Acordo. Hoje é seu dia. Cabelos negros longos, a pele exposta, o olhar debochado. Quase da minha altura, sotaque diferente, um ritmo todo próprio. O encaixe é justo e belo porque é o encaixe do choque inelástico. Vem com força, mas não é forçado. O meu deboche analítico se faz completo pelos exageros que são seus, caricaturas duplas que dão as mãos no infinito. Sua voz doce, compassada, quase como se quisesse levantar voo e cantar; a minha, rápida, cortante, pausas súbitas. Uma acostumada a ser constante, sustentar um espetáculo; o outro, acostumado a simplesmente cortar falas, escandir, como falamos. Vozes, apenas. Impressões, no ar, de quem somos. Se desfazem tão logo surgem. Viram outra coisa, desaparecem. São agora memória e imagem.
Você chega básica. Jeans, camisa branca. Suficiente. É para chegar numa casa, não num bar, o único olhar a ser impressionado é o meu. E esse já está mais ou menos garantido, sejamos sinceros. Um beijo oi, que vira tudo bem, como vai, vou bem e você. Conversação que todo o corpo faz sem precisar vibrar cordas vocais – a energia se dissipa de outros jeitos. Você deixa o que trouxe em cima da pia. Uns chocolates, uns doces, pipoca, coisa de filme – você é tão atriz e isso é tão bonito.

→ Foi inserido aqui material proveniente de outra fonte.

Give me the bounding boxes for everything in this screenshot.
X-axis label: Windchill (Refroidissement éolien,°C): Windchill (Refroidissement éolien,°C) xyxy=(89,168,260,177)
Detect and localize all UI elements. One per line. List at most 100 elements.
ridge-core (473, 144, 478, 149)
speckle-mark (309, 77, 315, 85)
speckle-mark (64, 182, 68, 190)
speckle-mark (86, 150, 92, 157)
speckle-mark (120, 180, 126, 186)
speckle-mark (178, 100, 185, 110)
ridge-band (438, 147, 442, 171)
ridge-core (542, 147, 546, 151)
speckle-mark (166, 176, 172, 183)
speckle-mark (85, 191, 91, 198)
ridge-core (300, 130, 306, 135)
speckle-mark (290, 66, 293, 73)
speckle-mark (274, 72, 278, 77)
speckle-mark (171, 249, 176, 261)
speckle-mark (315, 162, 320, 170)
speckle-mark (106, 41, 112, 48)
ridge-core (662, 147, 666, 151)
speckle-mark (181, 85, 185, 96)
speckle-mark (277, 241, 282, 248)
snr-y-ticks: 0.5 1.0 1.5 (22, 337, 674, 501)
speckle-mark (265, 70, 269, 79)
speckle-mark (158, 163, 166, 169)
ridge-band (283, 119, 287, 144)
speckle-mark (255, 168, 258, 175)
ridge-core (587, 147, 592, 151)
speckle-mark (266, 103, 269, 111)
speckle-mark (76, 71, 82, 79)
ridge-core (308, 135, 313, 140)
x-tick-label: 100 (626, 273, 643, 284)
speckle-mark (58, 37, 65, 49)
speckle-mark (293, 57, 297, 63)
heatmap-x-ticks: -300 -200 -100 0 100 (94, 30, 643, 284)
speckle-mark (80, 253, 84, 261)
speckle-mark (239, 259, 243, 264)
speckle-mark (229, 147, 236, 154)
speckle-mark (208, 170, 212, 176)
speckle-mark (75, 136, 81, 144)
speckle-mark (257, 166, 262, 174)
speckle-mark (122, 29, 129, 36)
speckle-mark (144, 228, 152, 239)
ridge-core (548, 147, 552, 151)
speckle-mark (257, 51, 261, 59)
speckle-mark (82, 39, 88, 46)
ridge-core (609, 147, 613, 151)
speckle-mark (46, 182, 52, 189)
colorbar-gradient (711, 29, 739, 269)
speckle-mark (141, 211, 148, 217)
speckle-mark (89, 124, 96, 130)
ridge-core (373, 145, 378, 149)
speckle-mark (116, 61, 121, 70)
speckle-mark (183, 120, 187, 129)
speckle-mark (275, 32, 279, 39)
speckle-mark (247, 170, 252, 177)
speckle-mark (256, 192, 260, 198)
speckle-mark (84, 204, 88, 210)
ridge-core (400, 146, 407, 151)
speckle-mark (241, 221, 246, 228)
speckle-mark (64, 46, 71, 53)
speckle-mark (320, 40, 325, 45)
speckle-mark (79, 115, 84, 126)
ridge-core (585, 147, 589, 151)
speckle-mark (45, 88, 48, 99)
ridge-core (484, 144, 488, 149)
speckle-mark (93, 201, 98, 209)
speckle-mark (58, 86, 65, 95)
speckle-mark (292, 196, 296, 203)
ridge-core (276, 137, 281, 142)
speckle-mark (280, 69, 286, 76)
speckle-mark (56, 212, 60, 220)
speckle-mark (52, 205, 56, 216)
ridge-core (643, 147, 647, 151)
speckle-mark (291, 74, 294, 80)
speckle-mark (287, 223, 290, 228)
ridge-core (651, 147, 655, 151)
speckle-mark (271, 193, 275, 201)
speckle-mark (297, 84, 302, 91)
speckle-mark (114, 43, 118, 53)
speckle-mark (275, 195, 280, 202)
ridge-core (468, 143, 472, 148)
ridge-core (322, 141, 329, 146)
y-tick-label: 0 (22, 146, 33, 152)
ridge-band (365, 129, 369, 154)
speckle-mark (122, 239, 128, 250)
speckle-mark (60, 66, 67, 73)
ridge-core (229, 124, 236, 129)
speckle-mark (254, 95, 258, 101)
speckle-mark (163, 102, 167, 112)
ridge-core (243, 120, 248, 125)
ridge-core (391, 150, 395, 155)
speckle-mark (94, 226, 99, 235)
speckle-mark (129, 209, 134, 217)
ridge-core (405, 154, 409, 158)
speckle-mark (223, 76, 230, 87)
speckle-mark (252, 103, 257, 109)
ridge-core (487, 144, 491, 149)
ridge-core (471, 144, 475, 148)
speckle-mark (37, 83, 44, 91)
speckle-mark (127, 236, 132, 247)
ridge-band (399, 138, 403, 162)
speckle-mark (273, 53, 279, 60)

Comida pronta, comemos e o deboche come solto também. De todos os perfis possíveis. Para você, personagens; para mim, estruturas ou perfis, a depender do trabalho. Você e eu sabemos emulá-los. Por gosto e profissão ou por gosto que virou profissão. Gosto do gosto disso. Do encontro com alguém que não é igual, não fecha nada, não complementa, só choca (se choca comigo, choca a quem ouve).
Nossa relação é a força que perpassa a impossibilidade de complementar, o abandono dessa vontade, movimentos infinitos de uma espiral que não se acaba e nem apenas sobe. Às vezes retoma um ponto, refaz ali, emperra acolá. Travar também é preciso: indica o que não funciona, indica o que é gostoso, indica que algo está ali. A trava não é sempre um não. Às vezes é um espera mais um pouco, como com a gente. Errantes que somos, esperamos em movimentos circulares. Errados que somos, queremos correr contra o tempo, viver o que não tivemos ainda de uma vez.
Somos também um grande ritual a esse Deus obscuro chamado amor. O corpo se arqueando na cama, a respiração ofegante os suores se misturando: oferendas, nada mais. Os fluídos se movimentando e se misturando num sexo mais calmo, a nossa agressividade estourando numa noite pós de crise de ciúmes, a delicia dos gozar das experiências distintas: oração, nada mais. O beijo de boa noite, as mensagens de cuidado, o toque no rosto com o olhar compenetrado: o sim divino. É o nosso acordo.